A major obstacle to many HIV-positive patients currently is that a prescription for Truvada can cost up to $1,000 per month.
“The AIDS assistance programs in [some] other states are really scary,” says Sterman. “That’s up to each state’s budget to determine how their HIV assistance programs work. But I know that Gilead is committed to making this drug available to the people who need it.”
Sterman says that if FDA approved, Truvada’s manufacturer, Gilead Sciences, will most likely provide patient assistance in the form of a patient co-pay card and that the rest would most likely be funded by insurance companies and state-funded AIDS programs. Weinstein, however, suggests Gilead’s motives had much more to do with the company’s bottom line: “The patent for tenofovir, the leading drug in this combination, expires in five years.”
He also says the FDA doesn’t work independently from the pharmaceutical industry.
Ultimately, Weinstein thinks the amount of damage caused by the FDA’s approval of PrEP would depend on whether the government agency requires an initial HIV-negative test—and subsequent monthly tests—for someone to get a prescription for Truvada.
“If it’s allowed to be used the way Viagra is used, where you go online and find a doctor for hire who sells it, I think it’ll just become another party drug.
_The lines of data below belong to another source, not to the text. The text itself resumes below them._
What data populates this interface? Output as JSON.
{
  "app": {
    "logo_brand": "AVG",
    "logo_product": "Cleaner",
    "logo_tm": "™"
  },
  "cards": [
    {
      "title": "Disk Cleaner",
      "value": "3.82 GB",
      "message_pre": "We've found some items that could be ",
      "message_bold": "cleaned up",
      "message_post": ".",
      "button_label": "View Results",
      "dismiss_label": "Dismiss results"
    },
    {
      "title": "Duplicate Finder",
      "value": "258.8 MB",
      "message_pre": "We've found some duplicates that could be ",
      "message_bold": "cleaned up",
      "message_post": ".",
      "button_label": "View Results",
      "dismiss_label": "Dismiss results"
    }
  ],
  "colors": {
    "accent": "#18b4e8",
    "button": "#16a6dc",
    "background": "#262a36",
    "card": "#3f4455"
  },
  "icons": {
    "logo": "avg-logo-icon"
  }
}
That could have disastrous consequences.”
Even beyond its “party drug” uses in connection with unnecessarily risky encounters, Weinstein suggests the situation brings up a much larger issue regarding who is calling the shots in the gay community.
“At one time, the gay male community had a lot of influence on how we were treated. The drug companies and the government were not in charge,” he says. “Through our advocacy, we determined what was best for us. Unfortunately, that’s been drastically eroded.”
But Weinstein is not ready to back down. “Advocacy does work, and I’m naïve enough to believe that right prevails in the end.”